Certainly, progress was made in the quality of the pioneer woman but her role in the family was still challenging. When the Honorable Joseph Underwood was absent from his estate serving in the U.S. Senate, Mrs. Elizabeth Underwood had major tasks to perform daily: “Supervised the provisioning of the larder with enough food to last the winter and enough wood to stroke the fireplaces, rendered lard, made candles, oversaw the operation of the large Underwood farm… entertained droves of friends, relatives, and their servants who came and often stayed far too long, outfitted and made preparations for a family of slaves who immigrated to Liberia, collected her husband’s legal fees, supervised the family finances, planned a fine new home, kept up with current events, and advised her husband on how to vote in Congress” (Longhunter Vol. XXIX.)

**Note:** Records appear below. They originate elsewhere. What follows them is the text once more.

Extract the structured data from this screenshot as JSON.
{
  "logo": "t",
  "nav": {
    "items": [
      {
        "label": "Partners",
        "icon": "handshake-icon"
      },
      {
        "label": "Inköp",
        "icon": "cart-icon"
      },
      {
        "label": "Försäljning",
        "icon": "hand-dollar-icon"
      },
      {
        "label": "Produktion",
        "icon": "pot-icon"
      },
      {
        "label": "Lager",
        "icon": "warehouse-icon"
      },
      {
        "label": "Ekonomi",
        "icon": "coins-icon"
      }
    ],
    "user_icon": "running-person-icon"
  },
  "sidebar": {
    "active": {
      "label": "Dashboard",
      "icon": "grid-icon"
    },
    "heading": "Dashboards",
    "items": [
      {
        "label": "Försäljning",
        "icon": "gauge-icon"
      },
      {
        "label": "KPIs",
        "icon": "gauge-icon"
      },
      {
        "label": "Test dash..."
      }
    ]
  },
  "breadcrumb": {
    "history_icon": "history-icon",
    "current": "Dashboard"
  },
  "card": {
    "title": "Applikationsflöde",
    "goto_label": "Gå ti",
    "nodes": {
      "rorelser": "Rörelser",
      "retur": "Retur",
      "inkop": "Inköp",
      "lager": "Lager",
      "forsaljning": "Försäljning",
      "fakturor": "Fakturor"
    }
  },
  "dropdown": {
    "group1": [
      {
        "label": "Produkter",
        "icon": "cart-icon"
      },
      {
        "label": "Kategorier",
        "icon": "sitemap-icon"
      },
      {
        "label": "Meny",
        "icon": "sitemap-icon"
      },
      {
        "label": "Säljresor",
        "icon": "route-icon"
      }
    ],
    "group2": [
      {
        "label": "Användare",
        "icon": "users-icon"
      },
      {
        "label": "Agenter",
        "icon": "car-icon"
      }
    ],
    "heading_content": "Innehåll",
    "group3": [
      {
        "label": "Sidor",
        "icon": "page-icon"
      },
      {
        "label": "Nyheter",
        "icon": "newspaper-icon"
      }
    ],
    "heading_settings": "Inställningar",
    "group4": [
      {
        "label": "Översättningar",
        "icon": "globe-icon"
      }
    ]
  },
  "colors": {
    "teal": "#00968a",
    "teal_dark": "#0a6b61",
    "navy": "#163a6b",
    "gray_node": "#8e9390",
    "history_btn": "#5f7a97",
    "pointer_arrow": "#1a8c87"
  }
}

Time has produced an old saying, “A woman’s work is never done.” True or not, the idea portrays the importance of the female in our culture. Truly, womanhood is the heart of life… but then again, this writer may be prejudiced.

-by Mary Alice Oliver

About the Author: Mary Alice Oliver is a Bowling Green native who is a 1950 graduate of Bowling Green High School. She retired from Warren County Schools after 40 years in education. Visiting familiar sites, researching historical records and sharing memories with friends are her passions.